Following the overturn of Roe v. Wade on June 24, 2022, hundreds of abortion rights protesters gathered in New Orleans, marching from Lafayette Square to City Hall. On June 30, abortion rights protesters rallied at the Louisiana State Capitol in Baton Rouge before marching to the governor's mansion.

== Anti-abortion views and activities ==

=== Violence ===

On December 18, 1996, Calvin Jackson, a medical doctor of New Orleans, Louisiana was stabbed 15 times, losing 4 pints of blood.
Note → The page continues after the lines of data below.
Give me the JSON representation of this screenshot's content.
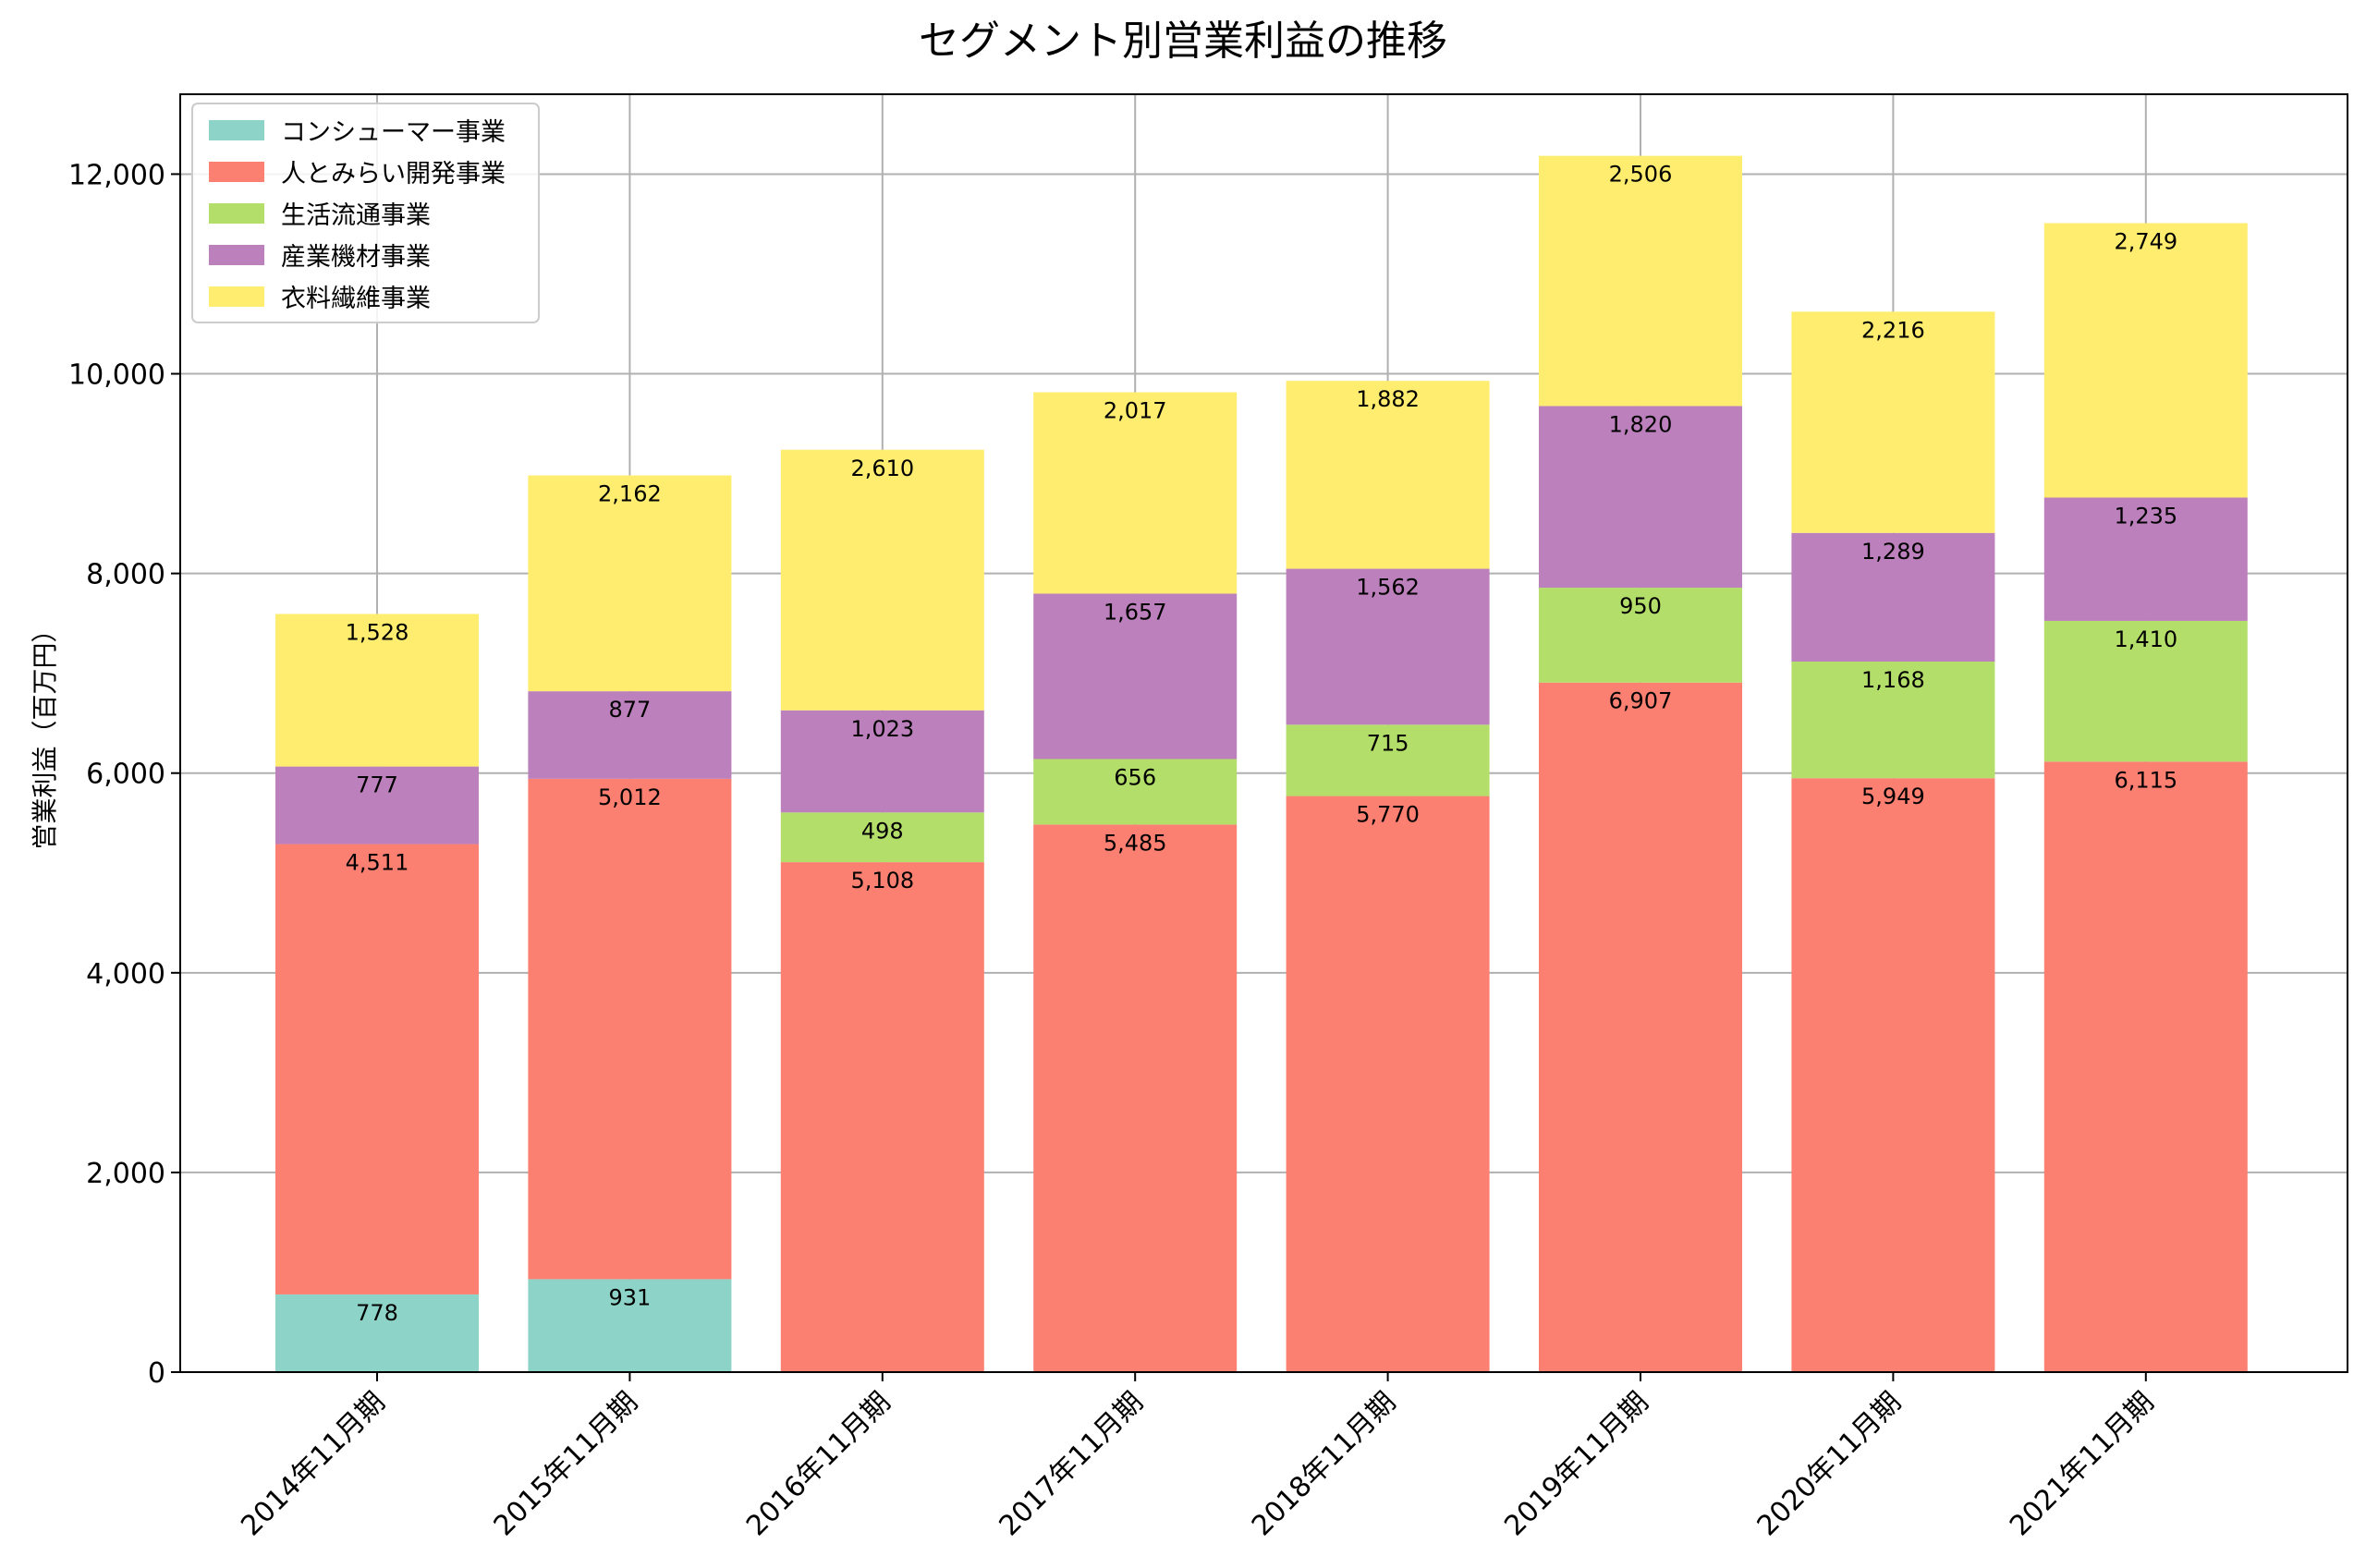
{
  "chart_data": {
    "type": "bar",
    "stacked": true,
    "title": "セグメント別営業利益の推移",
    "xlabel": "",
    "ylabel": "営業利益（百万円）",
    "ylim": [
      0,
      12800
    ],
    "yticks": [
      0,
      2000,
      4000,
      6000,
      8000,
      10000,
      12000
    ],
    "ytick_labels": [
      "0",
      "2,000",
      "4,000",
      "6,000",
      "8,000",
      "10,000",
      "12,000"
    ],
    "grid": true,
    "legend_position": "top-left",
    "categories": [
      "2014年11月期",
      "2015年11月期",
      "2016年11月期",
      "2017年11月期",
      "2018年11月期",
      "2019年11月期",
      "2020年11月期",
      "2021年11月期"
    ],
    "series": [
      {
        "name": "コンシューマー事業",
        "color": "#8dd3c7",
        "values": [
          778,
          931,
          null,
          null,
          null,
          null,
          null,
          null
        ]
      },
      {
        "name": "人とみらい開発事業",
        "color": "#fb8072",
        "values": [
          4511,
          5012,
          5108,
          5485,
          5770,
          6907,
          5949,
          6115
        ]
      },
      {
        "name": "生活流通事業",
        "color": "#b3de69",
        "values": [
          null,
          null,
          498,
          656,
          715,
          950,
          1168,
          1410
        ]
      },
      {
        "name": "産業機材事業",
        "color": "#bc80bd",
        "values": [
          777,
          877,
          1023,
          1657,
          1562,
          1820,
          1289,
          1235
        ]
      },
      {
        "name": "衣料繊維事業",
        "color": "#ffed6f",
        "values": [
          1528,
          2162,
          2610,
          2017,
          1882,
          2506,
          2216,
          2749
        ]
      }
    ]
  }
}
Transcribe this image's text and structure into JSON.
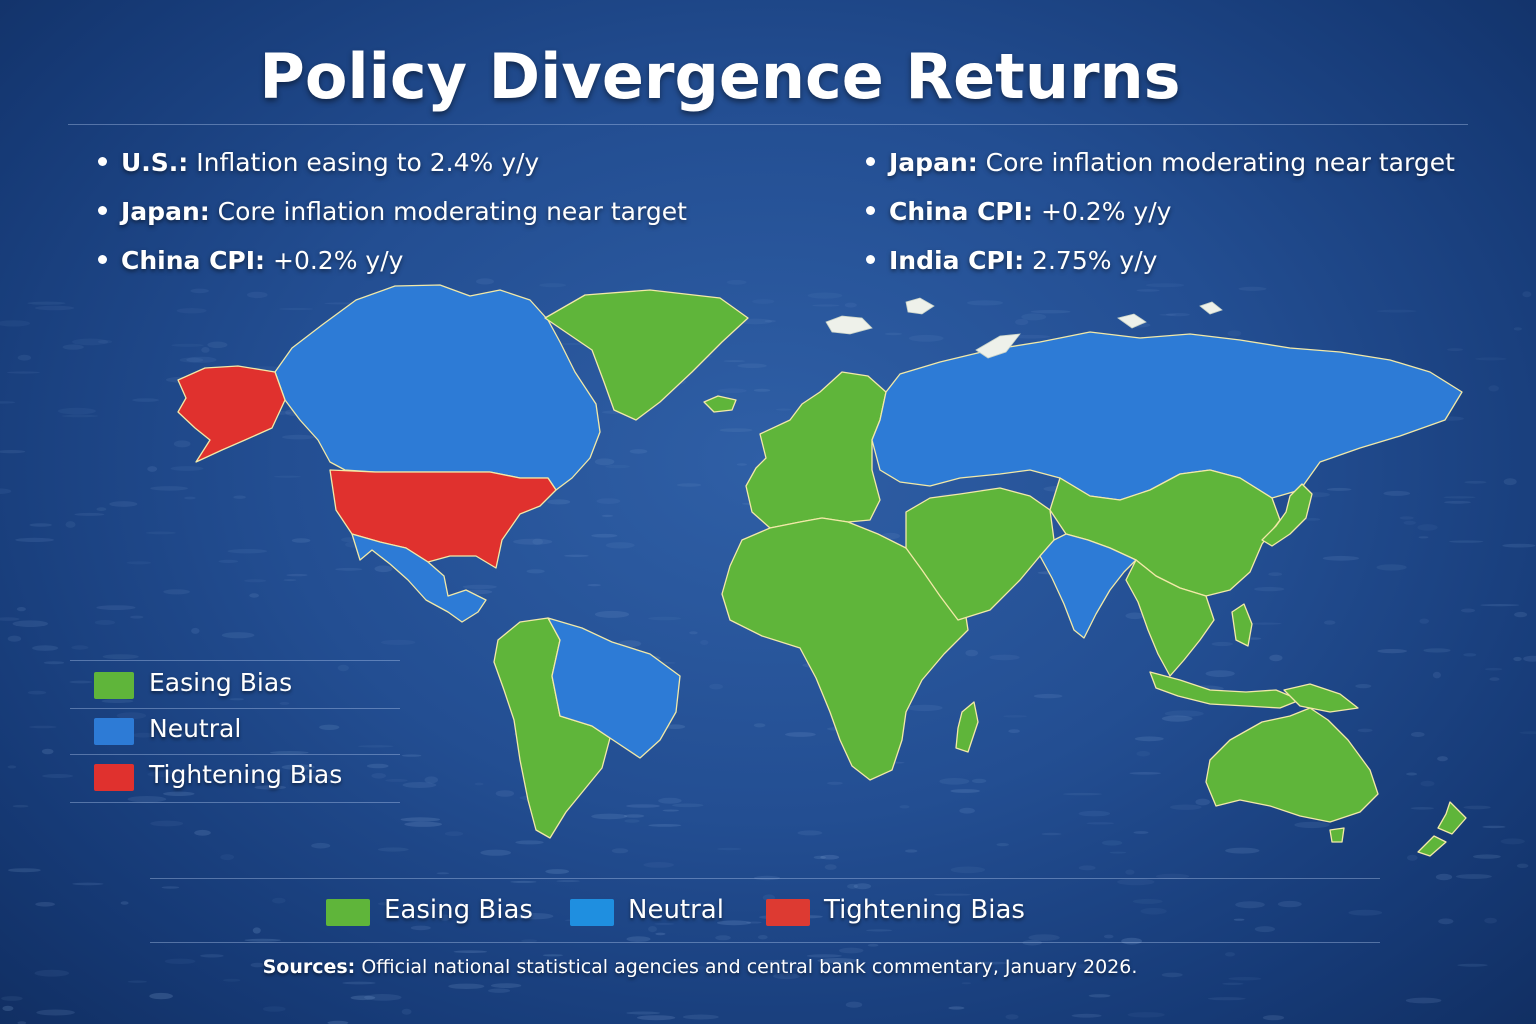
{
  "title": "Policy Divergence Returns",
  "bullets_left": [
    {
      "key": "U.S.:",
      "text": " Inflation easing to 2.4% y/y"
    },
    {
      "key": "Japan:",
      "text": " Core inflation moderating near target"
    },
    {
      "key": "China CPI:",
      "text": " +0.2% y/y"
    }
  ],
  "bullets_right": [
    {
      "key": "Japan:",
      "text": " Core inflation moderating near target"
    },
    {
      "key": "China CPI:",
      "text": " +0.2% y/y"
    },
    {
      "key": "India CPI:",
      "text": " 2.75% y/y"
    }
  ],
  "legend": [
    {
      "label": "Easing Bias",
      "color": "#5fb53a"
    },
    {
      "label": "Neutral",
      "color": "#2d7bd6"
    },
    {
      "label": "Tightening Bias",
      "color": "#e0312e"
    }
  ],
  "legend_bottom": [
    {
      "label": "Easing Bias",
      "color": "#5fb53a"
    },
    {
      "label": "Neutral",
      "color": "#1f8fe0"
    },
    {
      "label": "Tightening Bias",
      "color": "#dd3a32"
    }
  ],
  "regions": {
    "north_america_north": "neutral",
    "alaska": "tightening",
    "united_states": "tightening",
    "mexico_central_america": "neutral",
    "greenland": "easing",
    "south_america_west": "easing",
    "brazil": "neutral",
    "europe": "easing",
    "africa": "easing",
    "russia": "neutral",
    "middle_east": "easing",
    "china": "easing",
    "india": "neutral",
    "southeast_asia": "easing",
    "japan": "easing",
    "australia": "easing",
    "new_zealand": "easing"
  },
  "sources": {
    "key": "Sources:",
    "text": " Official national statistical agencies and central bank commentary, January 2026."
  }
}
Donald Cooper was charged with second degree attempted murder and was sentenced to 20 years in prison.

On December 12, 2005, Patricia Hughes and Jeremy Dunahoe threw a Molotov cocktail at a clinic in Shreveport, Louisiana. The device missed the building and no damage was caused. In August 2006, Hughes was sentenced to six years in prison, and Dunahoe to one year. Hughes claimed the bomb was a "memorial lamp" for an abortion she had had there.